Making Your Own Romance Luck
Mistakes in romance are probably inevitable. The point is that you should make new and different mistakes and not continue making the same mistake over and over again.
I’m always a little amused at the “romantic quizzes” that I see in newspapers and magazines. Far too many of them focus for too much on physical appearance and far too little on personality compatibility and important character traits (honesty, loyalty, etc.).
Some personalities just aren’t compatible, and some character traits aren’t acceptable for YOU. And it doesn’t matter whether the other person meets your physical appearance expectations or not; if you don’t like WHO they are, they aren’t for you! His fun-loving personality isn’t going to mix well with your serious nature. Her constant concern over her personal comfort isn’t going to work well with your love of camping, fishing, and hiking expeditions. His or her attitude that “if you can get away with it, it isn’t wrong” is going to be unbearable to you with your basic belief in complete honesty.
Of course, physical attraction is important.
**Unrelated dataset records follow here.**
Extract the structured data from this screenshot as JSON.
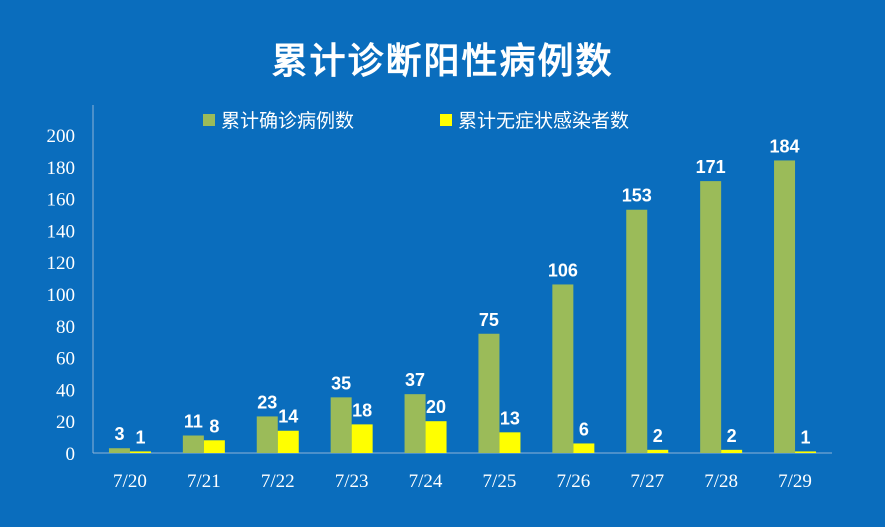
{
  "chart_data": {
    "type": "bar",
    "title": "累计诊断阳性病例数",
    "categories": [
      "7/20",
      "7/21",
      "7/22",
      "7/23",
      "7/24",
      "7/25",
      "7/26",
      "7/27",
      "7/28",
      "7/29"
    ],
    "series": [
      {
        "name": "累计确诊病例数",
        "color": "#9bbb59",
        "values": [
          3,
          11,
          23,
          35,
          37,
          75,
          106,
          153,
          171,
          184
        ]
      },
      {
        "name": "累计无症状感染者数",
        "color": "#ffff00",
        "values": [
          1,
          8,
          14,
          18,
          20,
          13,
          6,
          2,
          2,
          1
        ]
      }
    ],
    "ylim": [
      0,
      200
    ],
    "yticks": [
      0,
      20,
      40,
      60,
      80,
      100,
      120,
      140,
      160,
      180,
      200
    ],
    "grid": false,
    "legend": "top",
    "data_labels": true
  }
}
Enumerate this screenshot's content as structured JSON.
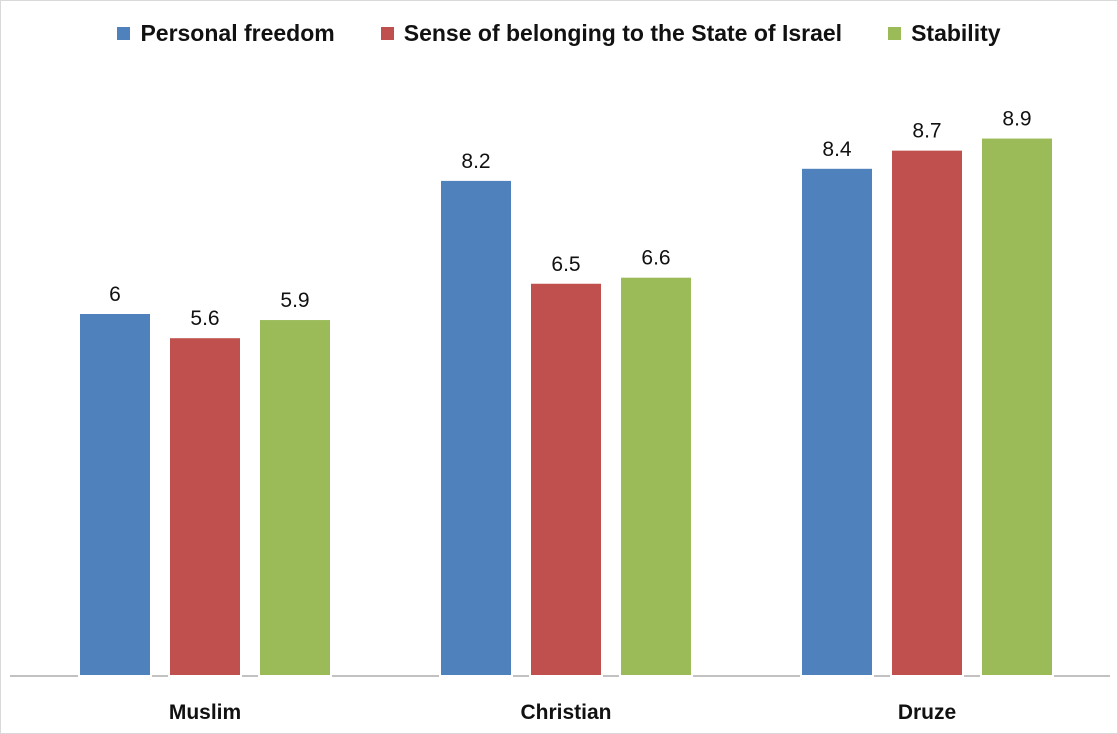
{
  "chart_data": {
    "type": "bar",
    "categories": [
      "Muslim",
      "Christian",
      "Druze"
    ],
    "series": [
      {
        "name": "Personal freedom",
        "values": [
          6,
          8.2,
          8.4
        ],
        "color": "#4f81bd",
        "value_labels": [
          "6",
          "8.2",
          "8.4"
        ]
      },
      {
        "name": "Sense of belonging to the State of Israel",
        "values": [
          5.6,
          6.5,
          8.7
        ],
        "color": "#c0504d",
        "value_labels": [
          "5.6",
          "6.5",
          "8.7"
        ]
      },
      {
        "name": "Stability",
        "values": [
          5.9,
          6.6,
          8.9
        ],
        "color": "#9bbb59",
        "value_labels": [
          "5.9",
          "6.6",
          "8.9"
        ]
      }
    ],
    "title": "",
    "xlabel": "",
    "ylabel": "",
    "ylim": [
      0,
      10
    ],
    "grid": false,
    "legend_position": "top"
  }
}
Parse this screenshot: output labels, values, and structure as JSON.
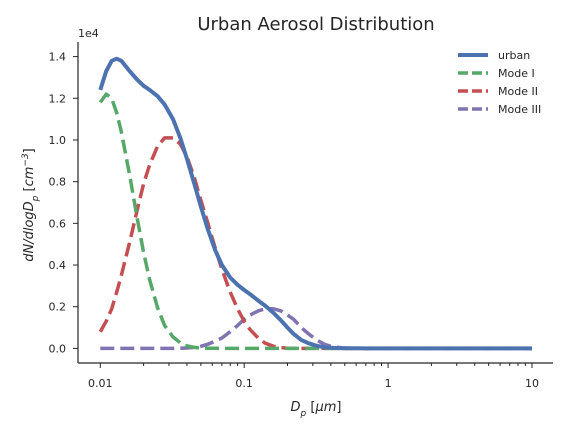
{
  "chart_data": {
    "type": "line",
    "title": "Urban Aerosol Distribution",
    "xlabel": "D_p [μm]",
    "ylabel": "dN/dlogD_p [cm^-3]",
    "xscale": "log",
    "xlim": [
      0.007,
      14
    ],
    "ylim": [
      -700,
      14700
    ],
    "y_multiplier_label": "1e4",
    "x_ticks": [
      {
        "value": 0.01,
        "label": "0.01"
      },
      {
        "value": 0.1,
        "label": "0.1"
      },
      {
        "value": 1,
        "label": "1"
      },
      {
        "value": 10,
        "label": "10"
      }
    ],
    "y_ticks": [
      {
        "value": 0,
        "label": "0.0"
      },
      {
        "value": 2000,
        "label": "0.2"
      },
      {
        "value": 4000,
        "label": "0.4"
      },
      {
        "value": 6000,
        "label": "0.6"
      },
      {
        "value": 8000,
        "label": "0.8"
      },
      {
        "value": 10000,
        "label": "1.0"
      },
      {
        "value": 12000,
        "label": "1.2"
      },
      {
        "value": 14000,
        "label": "1.4"
      }
    ],
    "x": [
      0.01,
      0.011,
      0.012,
      0.013,
      0.014,
      0.016,
      0.018,
      0.02,
      0.022,
      0.025,
      0.028,
      0.032,
      0.036,
      0.04,
      0.045,
      0.05,
      0.056,
      0.063,
      0.07,
      0.08,
      0.09,
      0.1,
      0.11,
      0.125,
      0.14,
      0.16,
      0.18,
      0.2,
      0.22,
      0.25,
      0.28,
      0.32,
      0.36,
      0.4,
      0.45,
      0.5,
      0.6,
      0.7,
      0.8,
      1.0,
      1.5,
      2,
      3,
      5,
      7,
      10
    ],
    "series": [
      {
        "name": "urban",
        "color": "#4c72b0",
        "style": "solid",
        "values": [
          12400,
          13300,
          13800,
          13900,
          13800,
          13300,
          12900,
          12600,
          12400,
          12100,
          11700,
          11000,
          10100,
          9100,
          7900,
          6800,
          5700,
          4700,
          4000,
          3400,
          3050,
          2800,
          2600,
          2300,
          2050,
          1700,
          1350,
          1000,
          700,
          400,
          250,
          120,
          60,
          30,
          15,
          8,
          3,
          1,
          0,
          0,
          0,
          0,
          0,
          0,
          0,
          0
        ]
      },
      {
        "name": "Mode I",
        "color": "#55a868",
        "style": "dashed",
        "values": [
          11800,
          12200,
          12000,
          11300,
          10400,
          8300,
          6300,
          4600,
          3300,
          1950,
          1100,
          550,
          270,
          120,
          50,
          20,
          8,
          3,
          1,
          0,
          0,
          0,
          0,
          0,
          0,
          0,
          0,
          0,
          0,
          0,
          0,
          0,
          0,
          0,
          0,
          0,
          0,
          0,
          0,
          0,
          0,
          0,
          0,
          0,
          0,
          0
        ]
      },
      {
        "name": "Mode II",
        "color": "#c44e52",
        "style": "dashed",
        "values": [
          800,
          1300,
          1900,
          2700,
          3500,
          5100,
          6600,
          7900,
          8800,
          9700,
          10100,
          10100,
          9800,
          9200,
          8200,
          7100,
          6000,
          4800,
          3800,
          2700,
          1900,
          1300,
          900,
          500,
          250,
          100,
          40,
          10,
          0,
          0,
          0,
          0,
          0,
          0,
          0,
          0,
          0,
          0,
          0,
          0,
          0,
          0,
          0,
          0,
          0,
          0
        ]
      },
      {
        "name": "Mode III",
        "color": "#8172b2",
        "style": "dashed",
        "values": [
          0,
          0,
          0,
          0,
          0,
          0,
          0,
          0,
          0,
          0,
          0,
          0,
          10,
          20,
          50,
          100,
          200,
          350,
          500,
          800,
          1100,
          1400,
          1600,
          1800,
          1900,
          1900,
          1800,
          1600,
          1400,
          1000,
          700,
          400,
          200,
          100,
          50,
          20,
          5,
          0,
          0,
          0,
          0,
          0,
          0,
          0,
          0,
          0
        ]
      }
    ],
    "legend": {
      "location": "top-right",
      "entries": [
        "urban",
        "Mode I",
        "Mode II",
        "Mode III"
      ]
    },
    "grid": false
  }
}
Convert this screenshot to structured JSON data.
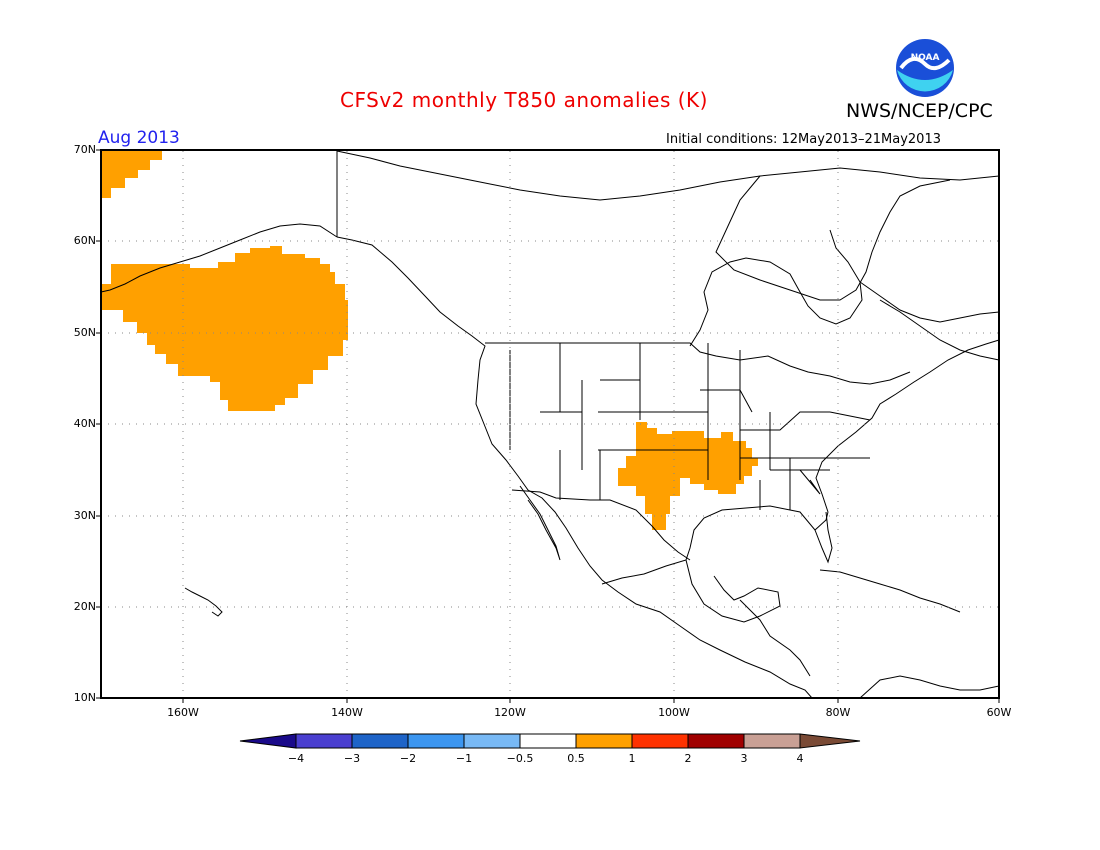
{
  "title": "CFSv2 monthly T850 anomalies (K)",
  "organization": "NWS/NCEP/CPC",
  "logo_text": "NOAA",
  "period": "Aug 2013",
  "initial_conditions": "Initial conditions: 12May2013–21May2013",
  "lat_labels": [
    "70N",
    "60N",
    "50N",
    "40N",
    "30N",
    "20N",
    "10N"
  ],
  "lon_labels": [
    "160W",
    "140W",
    "120W",
    "100W",
    "80W",
    "60W"
  ],
  "colorbar": {
    "labels": [
      "−4",
      "−3",
      "−2",
      "−1",
      "−0.5",
      "0.5",
      "1",
      "2",
      "3",
      "4"
    ],
    "colors": [
      "#1a0a8a",
      "#4a3fd0",
      "#1e64c8",
      "#3c96f0",
      "#78b9f5",
      "#ffffff",
      "#ffa000",
      "#ff3200",
      "#a00000",
      "#c9a095",
      "#7a4a35"
    ]
  },
  "anomaly_regions": [
    {
      "name": "gulf-of-alaska",
      "category": "0.5 to 1",
      "color": "#ffa000"
    },
    {
      "name": "northwest-arctic",
      "category": "0.5 to 1",
      "color": "#ffa000"
    },
    {
      "name": "southern-plains",
      "category": "0.5 to 1",
      "color": "#ffa000"
    }
  ]
}
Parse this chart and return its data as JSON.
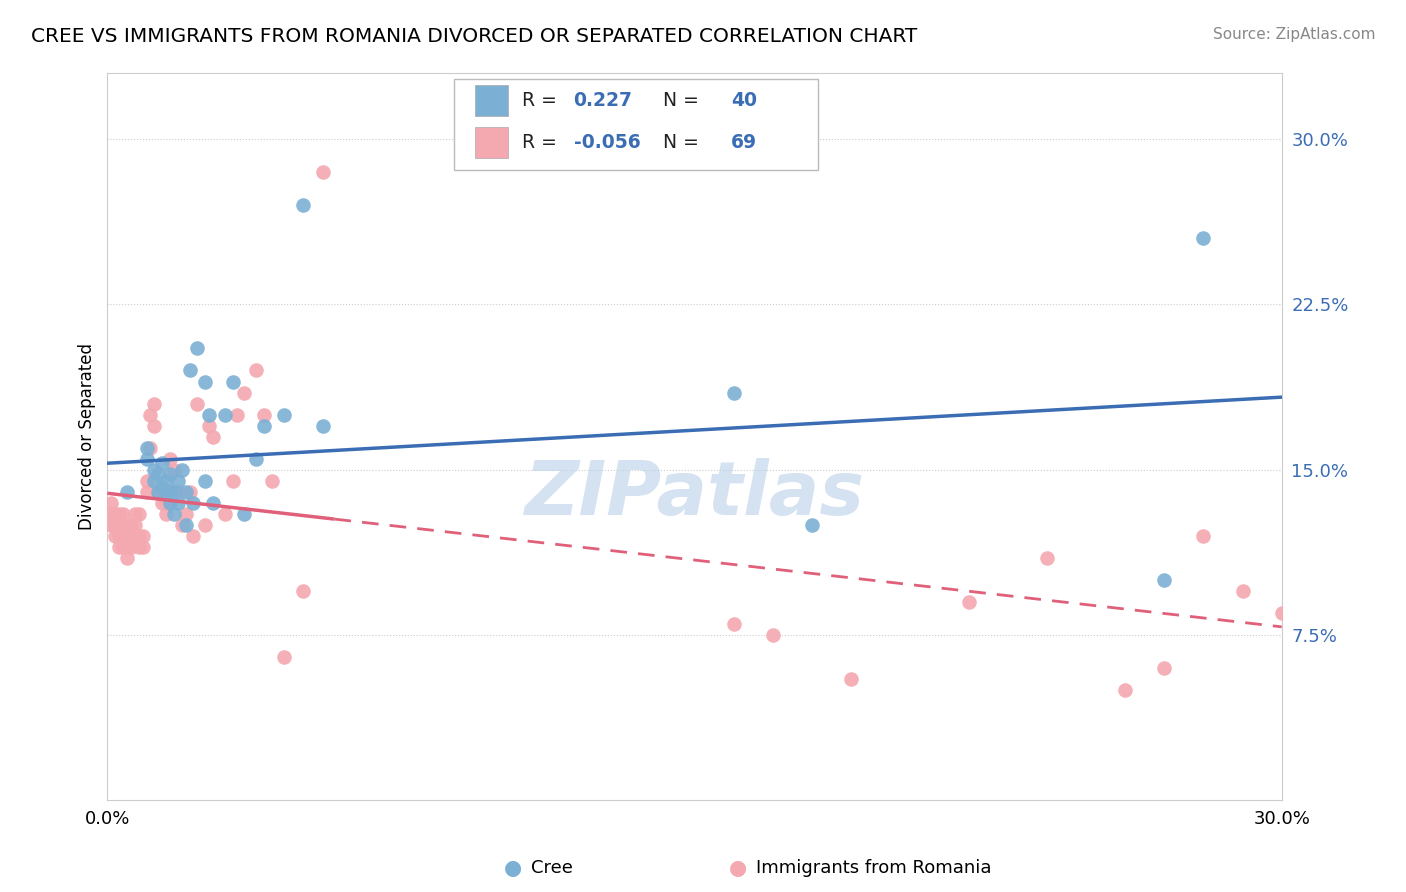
{
  "title": "CREE VS IMMIGRANTS FROM ROMANIA DIVORCED OR SEPARATED CORRELATION CHART",
  "source": "Source: ZipAtlas.com",
  "ylabel": "Divorced or Separated",
  "legend_label1": "Cree",
  "legend_label2": "Immigrants from Romania",
  "r1": 0.227,
  "n1": 40,
  "r2": -0.056,
  "n2": 69,
  "blue_color": "#7BAFD4",
  "pink_color": "#F4A8B0",
  "line_blue": "#3B6DB5",
  "line_pink": "#E0607A",
  "yticks": [
    0.075,
    0.15,
    0.225,
    0.3
  ],
  "ytick_labels": [
    "7.5%",
    "15.0%",
    "22.5%",
    "30.0%"
  ],
  "xlim": [
    0.0,
    0.3
  ],
  "ylim": [
    0.0,
    0.33
  ],
  "cree_x": [
    0.005,
    0.01,
    0.01,
    0.012,
    0.012,
    0.013,
    0.013,
    0.014,
    0.014,
    0.015,
    0.015,
    0.016,
    0.016,
    0.016,
    0.017,
    0.017,
    0.018,
    0.018,
    0.019,
    0.02,
    0.02,
    0.021,
    0.022,
    0.023,
    0.025,
    0.025,
    0.026,
    0.027,
    0.03,
    0.032,
    0.035,
    0.038,
    0.04,
    0.045,
    0.05,
    0.055,
    0.16,
    0.18,
    0.27,
    0.28
  ],
  "cree_y": [
    0.14,
    0.155,
    0.16,
    0.145,
    0.15,
    0.14,
    0.148,
    0.142,
    0.153,
    0.14,
    0.145,
    0.135,
    0.14,
    0.148,
    0.13,
    0.14,
    0.135,
    0.145,
    0.15,
    0.125,
    0.14,
    0.195,
    0.135,
    0.205,
    0.19,
    0.145,
    0.175,
    0.135,
    0.175,
    0.19,
    0.13,
    0.155,
    0.17,
    0.175,
    0.27,
    0.17,
    0.185,
    0.125,
    0.1,
    0.255
  ],
  "romania_x": [
    0.001,
    0.001,
    0.001,
    0.002,
    0.002,
    0.002,
    0.003,
    0.003,
    0.003,
    0.003,
    0.004,
    0.004,
    0.004,
    0.004,
    0.005,
    0.005,
    0.005,
    0.006,
    0.006,
    0.006,
    0.007,
    0.007,
    0.007,
    0.008,
    0.008,
    0.008,
    0.009,
    0.009,
    0.01,
    0.01,
    0.011,
    0.011,
    0.012,
    0.012,
    0.013,
    0.014,
    0.015,
    0.015,
    0.016,
    0.017,
    0.018,
    0.019,
    0.02,
    0.021,
    0.022,
    0.023,
    0.025,
    0.026,
    0.027,
    0.03,
    0.032,
    0.033,
    0.035,
    0.038,
    0.04,
    0.042,
    0.045,
    0.05,
    0.055,
    0.16,
    0.17,
    0.19,
    0.22,
    0.24,
    0.26,
    0.27,
    0.28,
    0.29,
    0.3
  ],
  "romania_y": [
    0.135,
    0.13,
    0.125,
    0.125,
    0.12,
    0.13,
    0.125,
    0.12,
    0.115,
    0.13,
    0.12,
    0.115,
    0.125,
    0.13,
    0.12,
    0.115,
    0.11,
    0.125,
    0.12,
    0.115,
    0.13,
    0.125,
    0.12,
    0.12,
    0.115,
    0.13,
    0.12,
    0.115,
    0.145,
    0.14,
    0.16,
    0.175,
    0.18,
    0.17,
    0.14,
    0.135,
    0.13,
    0.135,
    0.155,
    0.15,
    0.14,
    0.125,
    0.13,
    0.14,
    0.12,
    0.18,
    0.125,
    0.17,
    0.165,
    0.13,
    0.145,
    0.175,
    0.185,
    0.195,
    0.175,
    0.145,
    0.065,
    0.095,
    0.285,
    0.08,
    0.075,
    0.055,
    0.09,
    0.11,
    0.05,
    0.06,
    0.12,
    0.095,
    0.085
  ]
}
Physical attraction always comes first, but it isn’t what comes next. The point is you have to actually LIKE the person who lives inside the body that you find attractive. The body is going to change. Time takes care of that. But the personality and the character isn’t going to change much. An outgoing personality is probably always going to be an outgoing personality, and a person who is honest when he or she is 20 will still be honest when he or she is 80.
I’m not saying that two people must have identical personalities to be compatible. Opposites attract! But I am saying that each partner needs to actually LIKE who the other person really is. That’s where romance starts. Liking leads to romance. Romance leads to loving. Loving leads to ÖÖ marriage.